A large amount of data regarding biodiversity is not yet accessible or visible, so effective and timely actions for the integrated management of biodiversity are limited.
Understanding and caring about biodiversity, along with using information on biodiversity for Colombia's development, is one of the nation's greatest challenges. Recently, the preoccupation of comprehending the causes of the loss of biodiversity has encouraged scientists to consolidate a species inventory from which patterns of change through time and space may be identified 1,2.

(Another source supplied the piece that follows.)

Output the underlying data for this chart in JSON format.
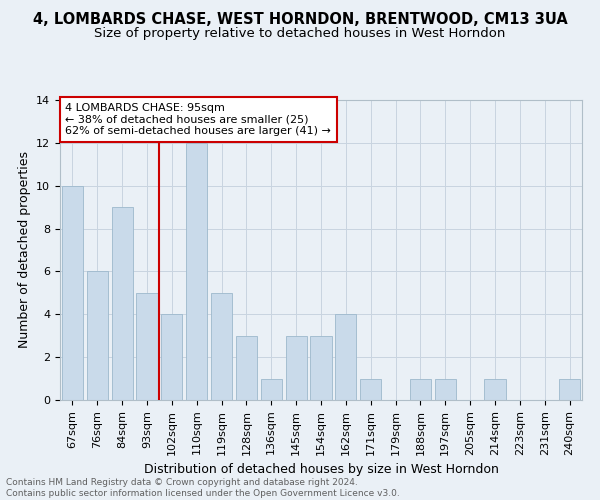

Offering primary open access data (biological records (registros biológicos and species lists) is evermore urgent because such data support research, education, and the decision-making that is related to a global integrated management of biodiversity3,4. A good example of the use of open data is Biomodelos (Biomodels), a digital tool developed by the Humboldt Institute. This application allows for communication between specialists in species distribution models. Such collaborative approach results in information that is useful in other research studies and decision-making.
Additionally, the Biodiversity Information System (SiB Colombia for its initials in Spanish5), is a collaborative network of knowledge construction that is of international renown. The network is coordinated by the Humboldt Institute. It encourages data visibility and reuse through a participative and interoperable model, and, as a national initiative, supplies the systematization, publication, and free access of Colombian biodiversity information. SiB Colombia contains more than 3,000,000 biological records and 58 species lists due to the extensive participation of universities, NGOs, environmental authorities, research institutes, biological collections, and thematic networks. Nevertheless, a great part of biological data generated in the country is still not accessible, limiting effective and timely strategies for the integrated management of biodiversit.
Having data and information publicly accessible implies institutional challenges that include supporting the cost of infrastructure maintenance and the availability of information through time. Similarly, scientists are responsible for documenting, standardizing, and publishing data6. The number of biological records and registered species between 2014 and 2015 has increased, which means that the opposition towards publishing data in open platforms is decreasing. In order to advance in the completion of the national inventory of Colombian biological diversity, researchers and institutions should work together to make biodiversity data available to the public.